There would be no more cheques now, he thought. Perhaps
Churchill would ask for his money back.

A million tons of shipping. Ten thousand people. Forty-six
U-boats. And that was just the beginning of it.

“It’s everything. It’s the whole war.”

He turned his face to the wall.

Another train went by, and then another. Someone else began to
run a bath. In the back yard, directly beneath his window, Mrs
Armstrong hung the parlour carpet over the washing line and began
to beat it, hard and rhythmically, as if it were a tenant behind
with his rent or some prying inspector from the Ministry of
Food.

Darkness closed around him.


The dream is a memory, the memory a dream.

A teeming station platform—iron girders and pigeons fluttering
against a filthy glass cupola. Tinny carols playing over the public
address system. Steel light and splashes of khaki.
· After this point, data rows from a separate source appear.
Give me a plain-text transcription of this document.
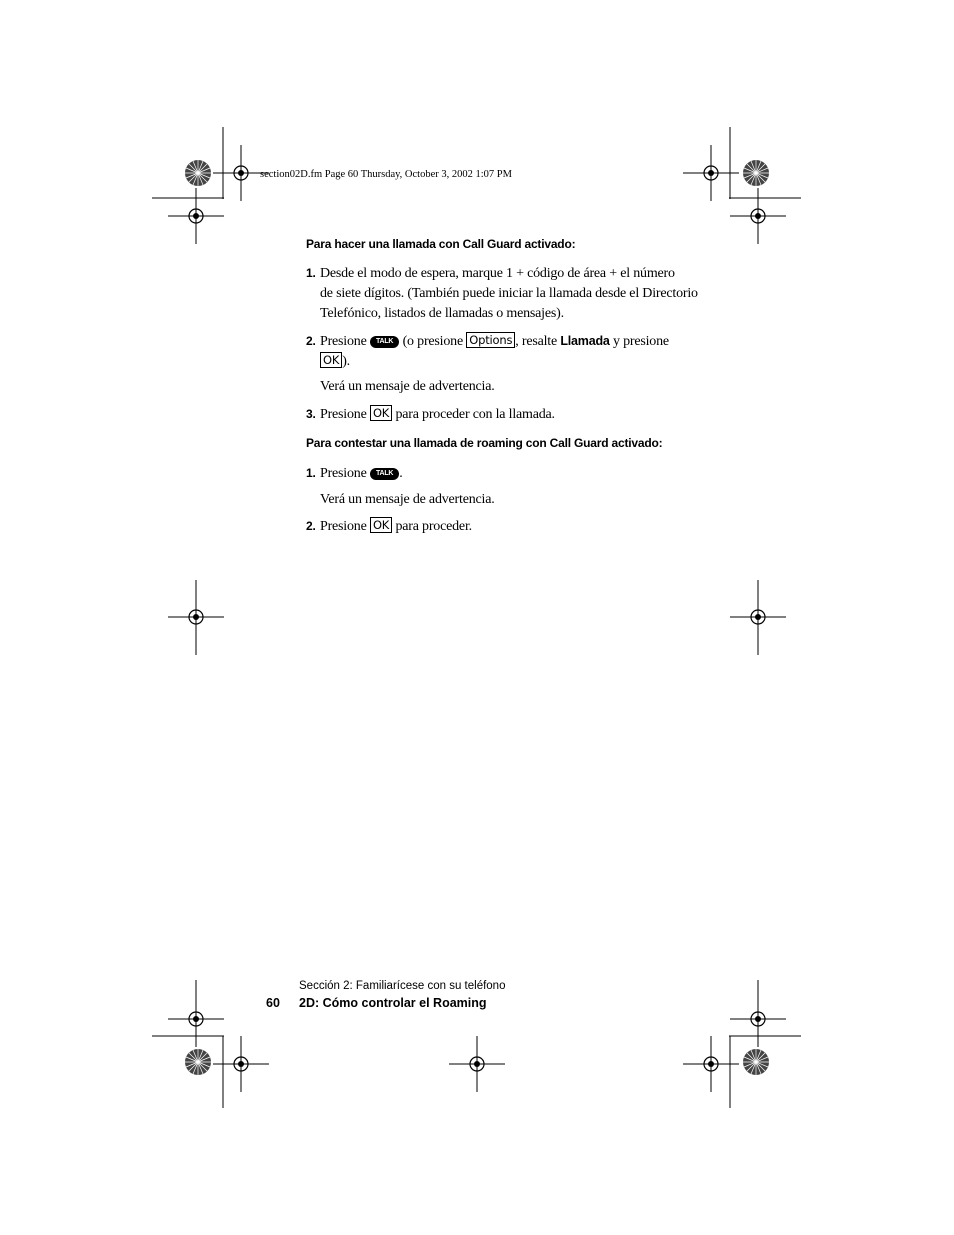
section02D.fm Page 60 Thursday, October 3, 2002 1:07 PM
Para hacer una llamada con Call Guard activado:
1. Desde el modo de espera, marque 1 + código de área + el número
de siete dígitos. (También puede iniciar la llamada desde el Directorio
Telefónico, listados de llamadas o mensajes).
2. Presione TALK (o presione Options , resalte Llamada y presione
OK ).
Verá un mensaje de advertencia.
3. Presione OK para proceder con la llamada.
Para contestar una llamada de roaming con Call Guard activado:
1. Presione TALK .
Verá un mensaje de advertencia.
2. Presione OK para proceder.
Sección 2: Familiarícese con su teléfono
60 2D: Cómo controlar el Roaming
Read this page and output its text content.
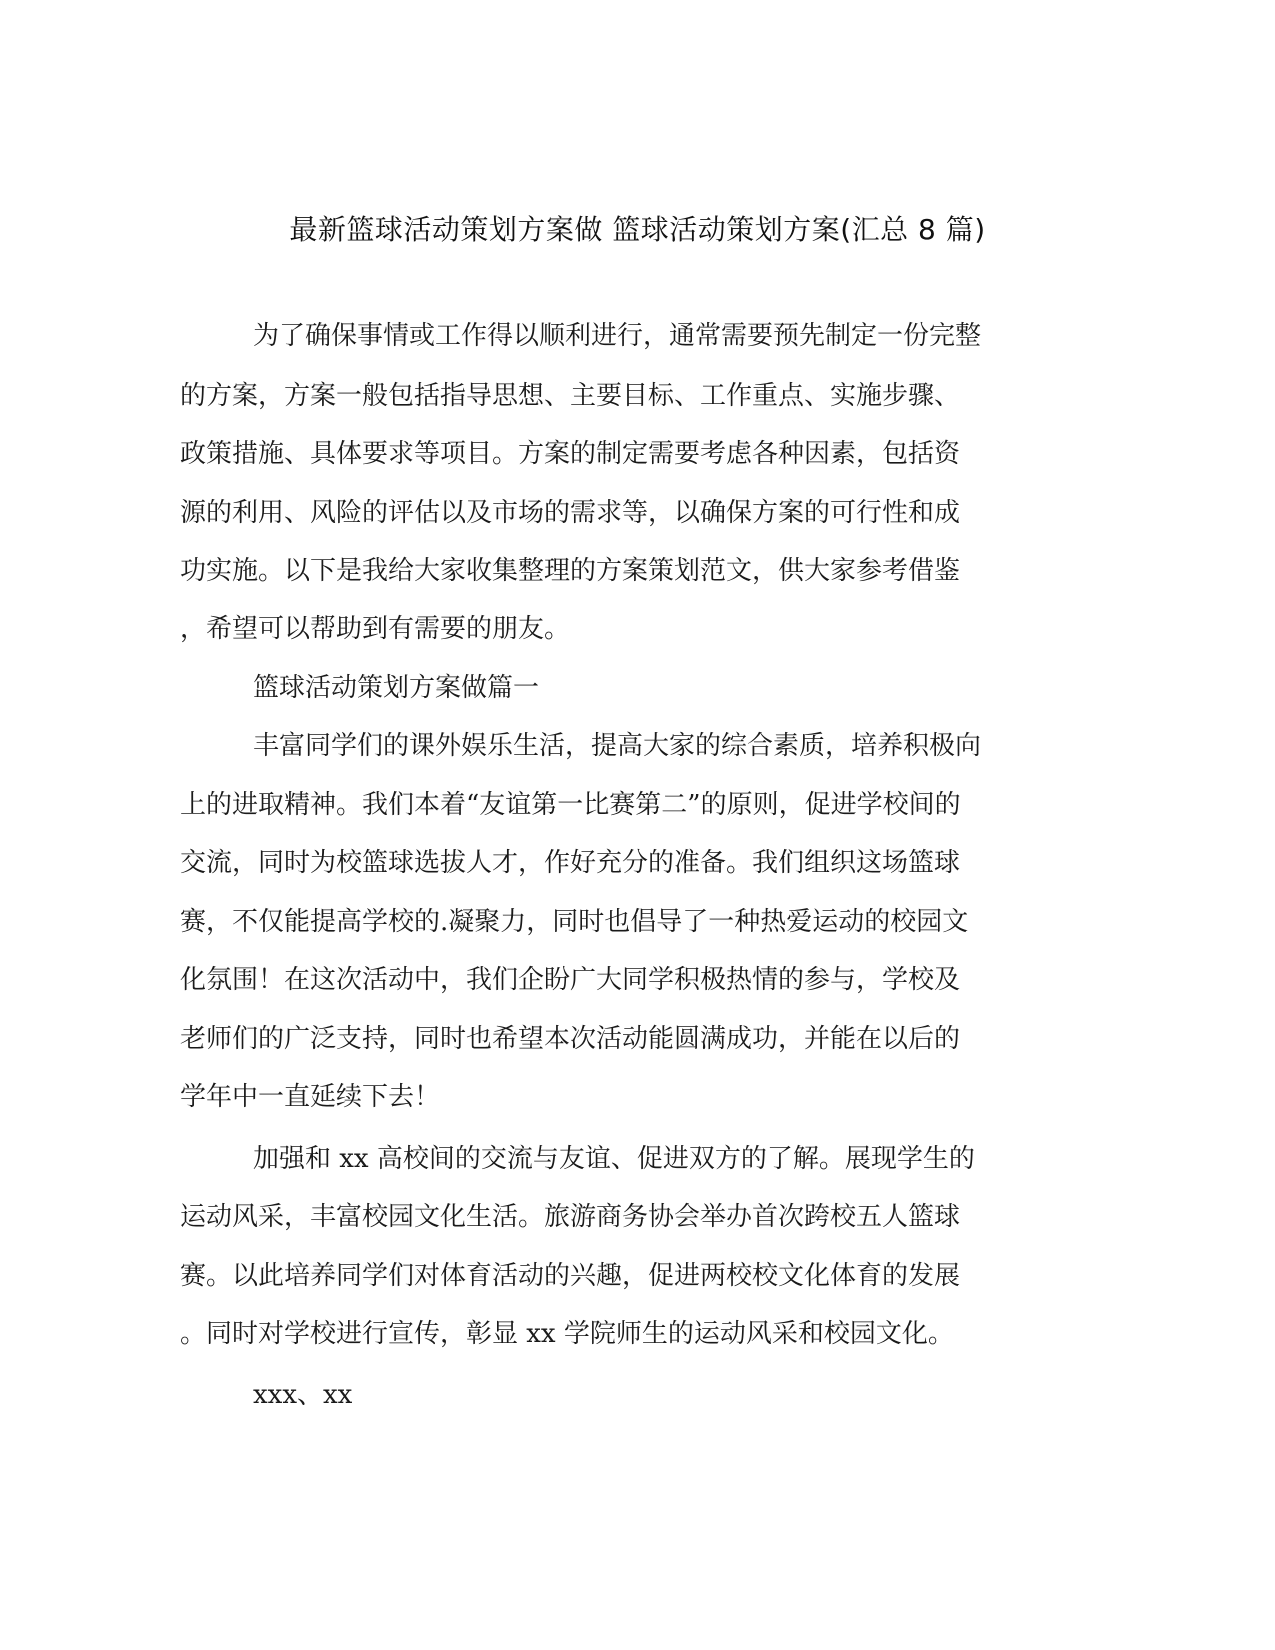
最新篮球活动策划方案做 篮球活动策划方案(汇总 8 篇)

为了确保事情或工作得以顺利进行，通常需要预先制定一份完整

的方案，方案一般包括指导思想、主要目标、工作重点、实施步骤、

政策措施、具体要求等项目。方案的制定需要考虑各种因素，包括资

源的利用、风险的评估以及市场的需求等，以确保方案的可行性和成

功实施。以下是我给大家收集整理的方案策划范文，供大家参考借鉴

，希望可以帮助到有需要的朋友。

篮球活动策划方案做篇一

丰富同学们的课外娱乐生活，提高大家的综合素质，培养积极向

上的进取精神。我们本着“友谊第一比赛第二”的原则，促进学校间的

交流，同时为校篮球选拔人才，作好充分的准备。我们组织这场篮球

赛，不仅能提高学校的.凝聚力，同时也倡导了一种热爱运动的校园文

化氛围！在这次活动中，我们企盼广大同学积极热情的参与，学校及

老师们的广泛支持，同时也希望本次活动能圆满成功，并能在以后的

学年中一直延续下去！

加强和 xx 高校间的交流与友谊、促进双方的了解。展现学生的

运动风采，丰富校园文化生活。旅游商务协会举办首次跨校五人篮球

赛。以此培养同学们对体育活动的兴趣，促进两校校文化体育的发展

。同时对学校进行宣传，彰显 xx 学院师生的运动风采和校园文化。

xxx、xx
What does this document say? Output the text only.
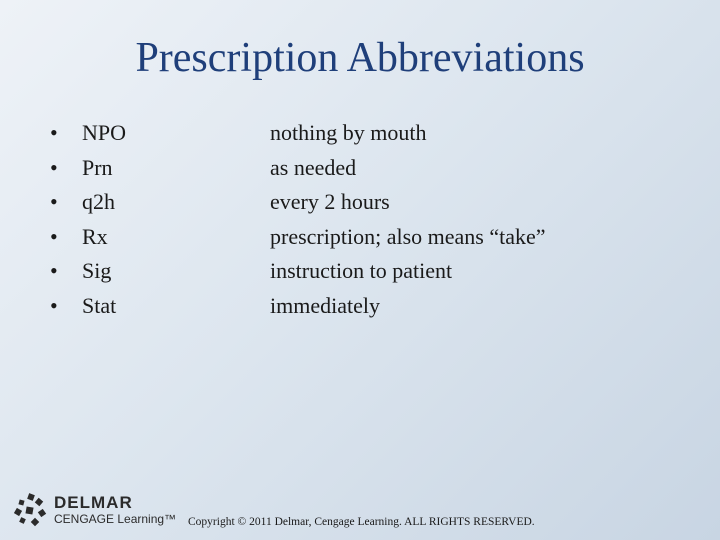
Prescription Abbreviations
• NPO	nothing by mouth
• Prn	as needed
• q2h	every 2 hours
• Rx	prescription; also means “take”
• Sig	instruction to patient
• Stat	immediately
DELMAR
CENGAGE Learning™ Copyright © 2011 Delmar, Cengage Learning. ALL RIGHTS RESERVED.
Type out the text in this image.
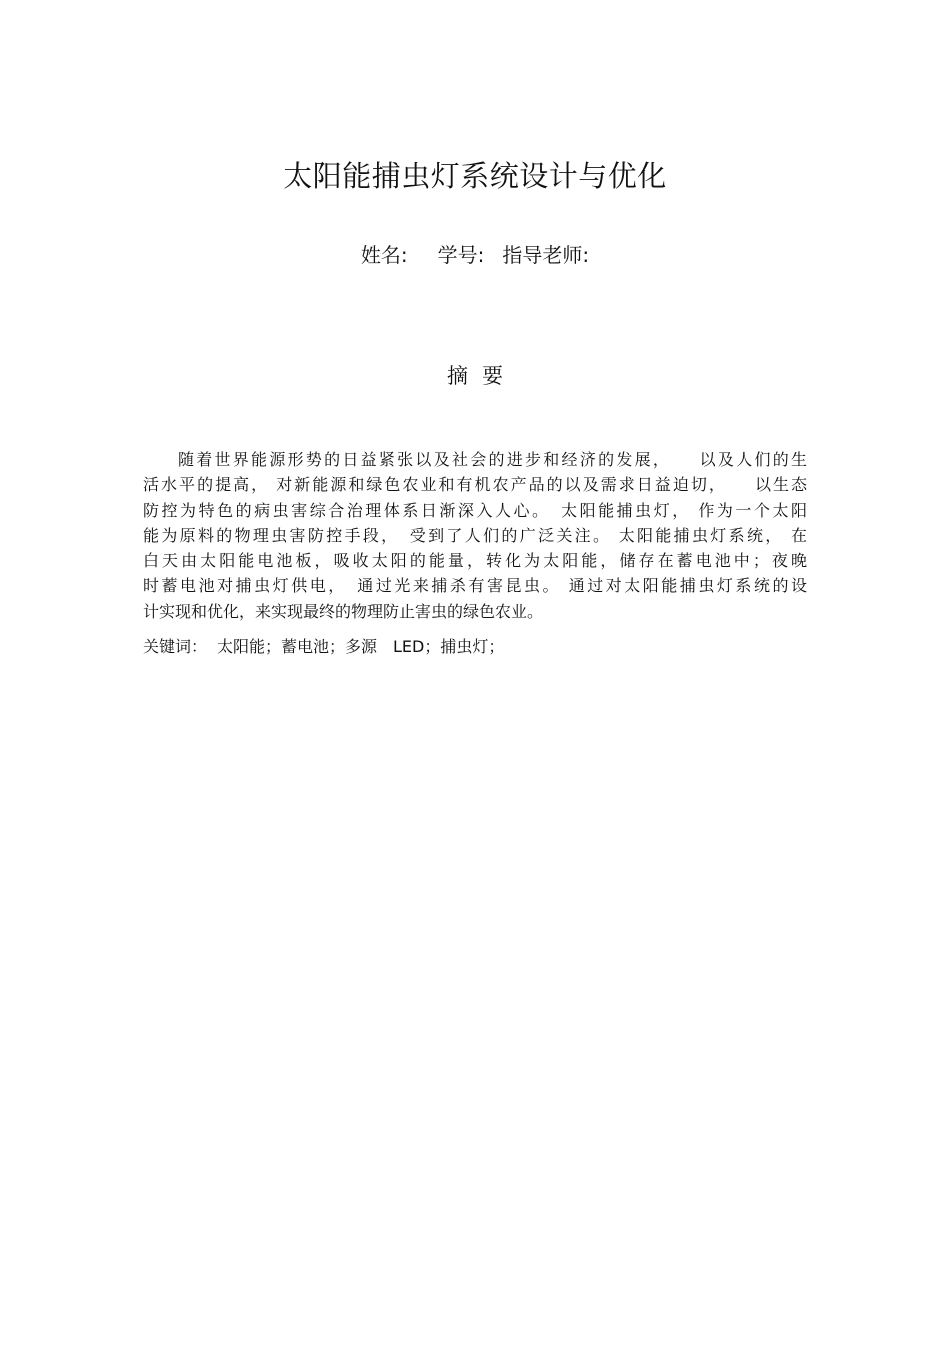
太阳能捕虫灯系统设计与优化
姓名: 学号: 指导老师:
摘要
随着世界能源形势的日益紧张以及社会的进步和经济的发展，　　以及人们的生
活水平的提高， 对新能源和绿色农业和有机农产品的以及需求日益迫切，　　以生态
防控为特色的病虫害综合治理体系日渐深入人心。　太阳能捕虫灯， 作为一个太阳
能为原料的物理虫害防控手段，　受到了人们的广泛关注。 太阳能捕虫灯系统， 在
白天由太阳能电池板，吸收太阳的能量，转化为太阳能，储存在蓄电池中；夜晚
时蓄电池对捕虫灯供电，　通过光来捕杀有害昆虫。 通过对太阳能捕虫灯系统的设
计实现和优化，来实现最终的物理防止害虫的绿色农业。
关键词： 太阳能；蓄电池；多源　LED；捕虫灯；
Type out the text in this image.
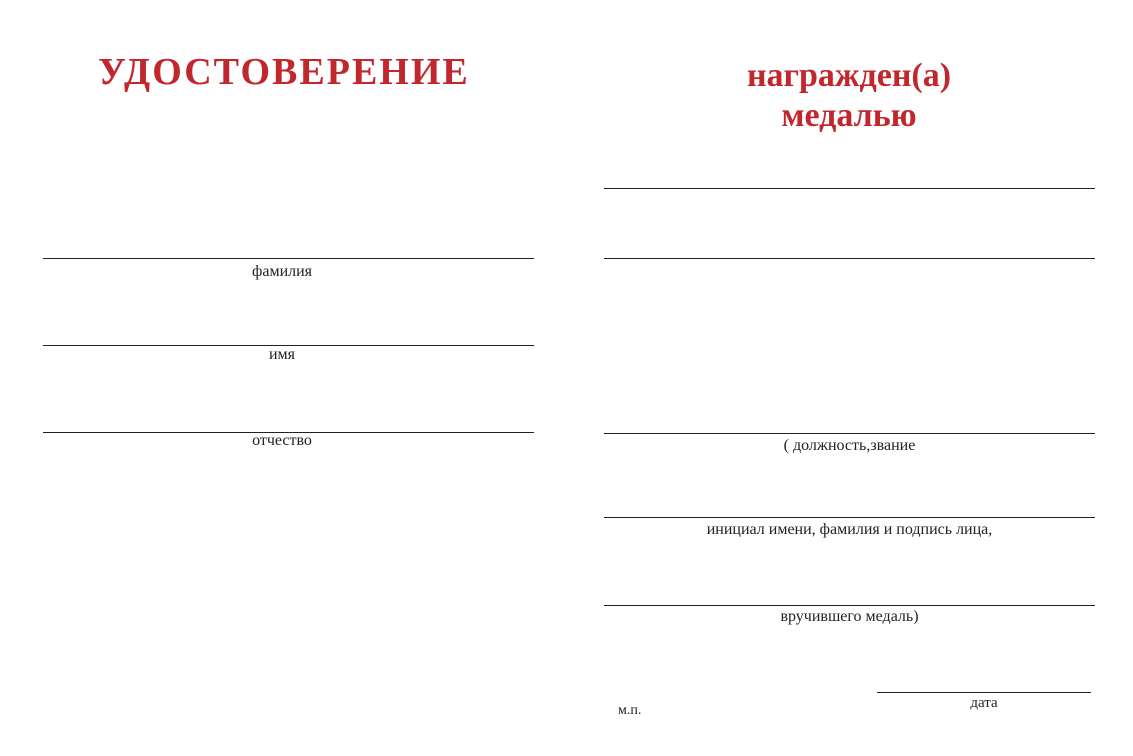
УДОСТОВЕРЕНИЕ
фамилия
имя
отчество
награжден(а)
медалью
( должность,звание
инициал имени, фамилия и подпись лица,
вручившего медаль)
м.п.	дата
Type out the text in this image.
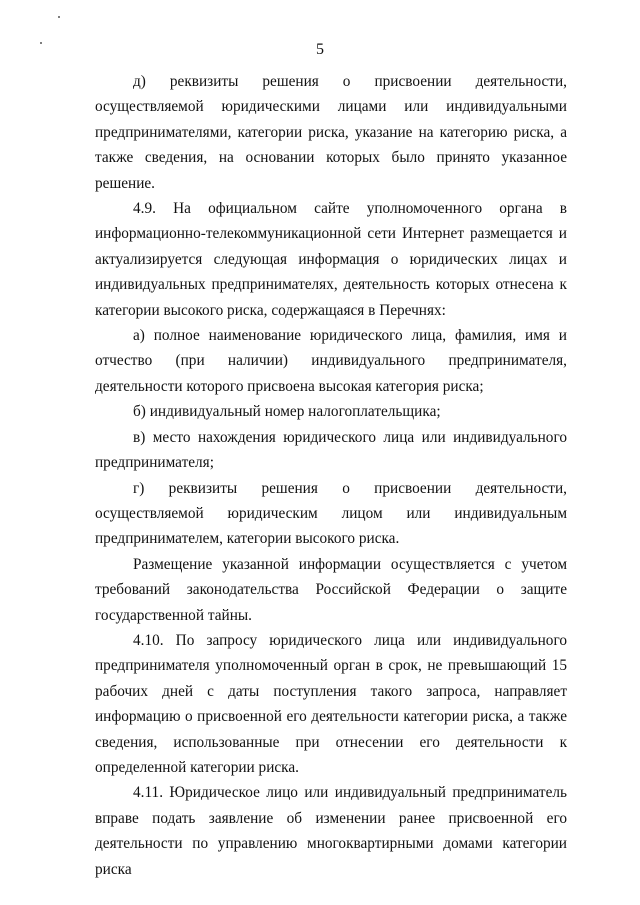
5

д) реквизиты решения о присвоении деятельности, осуществляемой юридическими лицами или индивидуальными предпринимателями, категории риска, указание на категорию риска, а также сведения, на основании которых было принято указанное решение.

4.9. На официальном сайте уполномоченного органа в информационно-телекоммуникационной сети Интернет размещается и актуализируется следующая информация о юридических лицах и индивидуальных предпринимателях, деятельность которых отнесена к категории высокого риска, содержащаяся в Перечнях:

а) полное наименование юридического лица, фамилия, имя и отчество (при наличии) индивидуального предпринимателя, деятельности которого присвоена высокая категория риска;

б) индивидуальный номер налогоплательщика;

в) место нахождения юридического лица или индивидуального предпринимателя;

г) реквизиты решения о присвоении деятельности, осуществляемой юридическим лицом или индивидуальным предпринимателем, категории высокого риска.

Размещение указанной информации осуществляется с учетом требований законодательства Российской Федерации о защите государственной тайны.

4.10. По запросу юридического лица или индивидуального предпринимателя уполномоченный орган в срок, не превышающий 15 рабочих дней с даты поступления такого запроса, направляет информацию о присвоенной его деятельности категории риска, а также сведения, использованные при отнесении его деятельности к определенной категории риска.

4.11. Юридическое лицо или индивидуальный предприниматель вправе подать заявление об изменении ранее присвоенной его деятельности по управлению многоквартирными домами категории риска
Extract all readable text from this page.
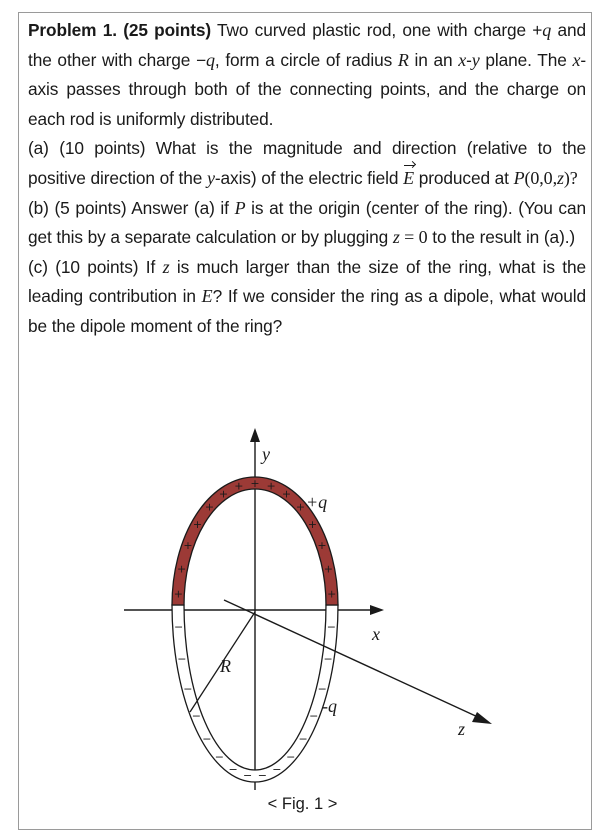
Problem 1. (25 points) Two curved plastic rod, one with charge +q and the other with charge −q, form a circle of radius R in an x-y plane. The x-axis passes through both of the connecting points, and the charge on each rod is uniformly distributed.

(a) (10 points) What is the magnitude and direction (relative to the positive direction of the y-axis) of the electric field E produced at P(0,0,z)?

(b) (5 points) Answer (a) if P is at the origin (center of the ring). (You can get this by a separate calculation or by plugging z = 0 to the result in (a).)

(c) (10 points) If z is much larger than the size of the ring, what is the leading contribution in E? If we consider the ring as a dipole, what would be the dipole moment of the ring?

+
+
+
+
+
+
+
+
+
+
+
+
+
+
+
−
−
−
−
−
−
−
−
−
−
−
−
−
−
−
−
y
x
z
+q
-q
R
< Fig. 1 >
A line of soldiers bent sideways by the weight of kitbags runs
towards the guard’s van. A sailor kisses a pregnant woman in a red
hat and pats her bottom. School children going home for Christmas,
salesmen in threadbare overcoats, a pair of thin and anxious
mothers in tatty furs, a tall, blonde woman in a well-cut,
ankle-length grey coat, trimmed with black velvet at the collar and
cuffs. A prewar coat, he thinks, nothing so fine is made
nowadays…

She walks past the window and he realises with a jolt that she’s
noticed he is staring at her. He glances at his watch, snaps the
lid shut with his thumb and when he looks up again she’s actually
stepping into his compartment. Every seat is taken. She hesitates.
He stands to offer her his place. She smiles her thanks and
gestures to show there’s just sufficient room for her to squeeze
between him and the window. He nods and sits again with
difficulty.

Doors slam along the length of the train, a whistle blows, they
shudder forwards. The platform is a blur of waving people.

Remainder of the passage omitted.